Em todo o caso, talvez tenham sido este script dramático cheio de sub-plots e entrelinhas, estes cheiros de culturas e lugares de miscigenações e combates, estes ambientes de encontros e de sub-culturas que inscreveram, para mim, Budapest na linhagem directa de Lisboa, como sua meia-irmã. Uma meia-Irmã filha da mesma mãe energética, ritmada e acolhedora para acomodar tantos e tantas que procuram uma polis aberta e multicultural em constante movimento, mas de diferente pai náutico: Lisboa o Oceano, salgado e abrupto, Budapest o rio, doce e cínicamente dócil. Nesta Budapest fiz esgrima, nu-tango e dança contemporânea, yoga, hikings e muita bici, estive em estádios cheios a ver polo aquático e natação e era para ter visto a selecção no Euro. Vi shows 3D projectados na montra que é a cidade, ouvi Liszt e Bartók, toquei violino, aprendi o que é um Marcado de Natal, e vivi numa cidade Vivaldi com as suas 4 estações a definir muito bem os seus tempos e usos.  Fui boémio, na boa apreciação do conceito, e hedonista. Depois mudei de tese, trabalhando as «Retóricas do Fascismo: difusão e recepção do Estado Novo no contexto dos processos de transição institucional da Europa da Nova Ordem», que trata na essência a forma como Salazar e o Estado Novo português intervieram e se posicionaram no debate fundamental sobre a natureza do Estado durante o período entre-guerras. E doutorei-me.

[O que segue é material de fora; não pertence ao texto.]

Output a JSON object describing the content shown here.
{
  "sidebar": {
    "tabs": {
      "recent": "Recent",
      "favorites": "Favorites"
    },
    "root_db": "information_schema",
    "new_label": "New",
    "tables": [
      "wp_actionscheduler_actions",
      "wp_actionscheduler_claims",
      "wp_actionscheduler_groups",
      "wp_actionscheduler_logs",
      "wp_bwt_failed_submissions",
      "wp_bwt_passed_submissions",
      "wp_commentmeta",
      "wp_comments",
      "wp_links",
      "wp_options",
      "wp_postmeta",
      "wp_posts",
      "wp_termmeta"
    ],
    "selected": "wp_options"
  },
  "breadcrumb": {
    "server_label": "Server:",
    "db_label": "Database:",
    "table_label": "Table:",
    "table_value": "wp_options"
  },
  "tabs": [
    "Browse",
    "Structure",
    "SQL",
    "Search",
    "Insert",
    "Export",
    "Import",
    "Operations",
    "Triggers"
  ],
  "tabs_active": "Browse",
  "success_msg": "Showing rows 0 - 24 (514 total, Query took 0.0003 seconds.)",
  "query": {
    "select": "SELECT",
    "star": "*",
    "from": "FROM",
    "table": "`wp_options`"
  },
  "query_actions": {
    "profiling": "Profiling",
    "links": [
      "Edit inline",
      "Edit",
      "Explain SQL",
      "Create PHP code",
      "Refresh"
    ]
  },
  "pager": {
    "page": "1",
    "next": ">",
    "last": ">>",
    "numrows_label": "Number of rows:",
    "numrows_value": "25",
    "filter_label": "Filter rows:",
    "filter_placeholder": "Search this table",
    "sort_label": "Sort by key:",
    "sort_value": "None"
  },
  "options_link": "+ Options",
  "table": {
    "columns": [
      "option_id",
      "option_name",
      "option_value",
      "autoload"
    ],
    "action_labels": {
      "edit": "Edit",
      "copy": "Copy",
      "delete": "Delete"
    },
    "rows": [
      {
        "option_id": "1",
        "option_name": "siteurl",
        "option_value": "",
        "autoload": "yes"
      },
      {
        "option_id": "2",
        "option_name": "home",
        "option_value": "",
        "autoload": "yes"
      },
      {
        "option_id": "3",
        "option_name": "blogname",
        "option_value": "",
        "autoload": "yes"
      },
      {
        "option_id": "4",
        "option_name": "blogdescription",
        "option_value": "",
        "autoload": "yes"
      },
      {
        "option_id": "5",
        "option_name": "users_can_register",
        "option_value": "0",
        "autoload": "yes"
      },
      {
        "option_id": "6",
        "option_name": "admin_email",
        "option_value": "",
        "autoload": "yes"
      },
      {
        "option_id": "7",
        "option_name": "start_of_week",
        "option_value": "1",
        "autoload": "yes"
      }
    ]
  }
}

Depois transitei eu. E de Budapest partiram as empresas às quais (também) me dedico hoje, uma que trabalha a tecnologia blockchain, a outra em torno de neurofeedback e recolha de dados biométricos. Descobri aqui que se pode passar um Verão em lagos e rios, e não somente na praia, e confirmei que na essência, sem a política, as pessoas são naturalmente simpáticas para com o Outro, que dele querem saber mais, que acham piada aos seus costumes diferentes, e que genuinamente a decência impera, enquanto se viram um par de palinkas e se comunga de um Lecsó a lenha e à antiga (apesar de por estes lados nem todas as portas se abrirem ao primeiro contacto). Por estas bandas assumi também, definitivamente, a minha costela comparativista, matizando alguns dos preconceitos naturais de quem lhe falta a experiência de conhecer. Tive relações e flings, conheci a mulher do meu filho, e hoje da minha vida, e com ela fiz família. Aqui nasceu o Luka, com nacionalidade incerta pois estes magiares ainda se agarram a esta coisas do jus sanguinis, que ficou português pela mão de uma húngara practicamente lusitana e a quem 10 minutos de Embaixada lhe bastaram para lhe parir um CC (à nacionalidade portuguese adicionaria depois a sérvia, depois de negociado qual dos nomes teria de abdicar, pois por lá só se toleram 3 nomes nos BI’s).

Nesta última década acabei também eu por me tornar testemunha da História, pois vi Budapest perder parte dos seus traços liberais enquanto paulatinamente sucumbia aos apetites ferazes de uma nova oligarquia orgulhosamente pouco urbanizada e orgulhosa das nódoas que vai deixando onde consegue, e que todos esperam que evaporem em poucas lavagens. Esta década foi também um interessante ponto de observação para quem estuda e reflecte sobre o ataque às instituições do Estado, os processos de substituição das elites, e subjacente leitura monoteísta da sociedade política por parte de quem não aceita as regras do jogo democrático nem os princípios de separação de poderes e accontability cruzada de Montesquieu, mas antes idealiza um modelo monocolor e unitário de ocupação total das instituições, de aniquilamento das oposições, de não aceitação de qualquer existência política e social fora do dogma da união nacional nem de conceptualização de partilha ou alternância no poder. Nada de novo, portanto, pois como em tantas outras vezes no seu passado (1848, 1956, 1989), novamente Budapest parece se estar a insurgir contra o que considera ser um espartilho intolerável aos seus direitos de associação, à sua herança liberal (no sentido lato) e à aceitação da necessária complexidade das sociedades modernas, adversas a políticas monistas e centralizadoras. Esta auto-proclamada luta pela liberdade teve um primeiro apogeu nas recentes eleições autárquicas, que viu uma alargada coligação anti-Fidesz apoiar a candidatura unificada de Gergo Karácsony, voltando assim a dotar de ritmo e precursão o anteriormente monocórdico mapa laranja húngaro. E para quem não esteja dentro das características e sabores das laranjas húngaras (Magyar Narancs) sugiro ver a cara do grande líder ao experimentá-las em A tanú / A testemunha (1969).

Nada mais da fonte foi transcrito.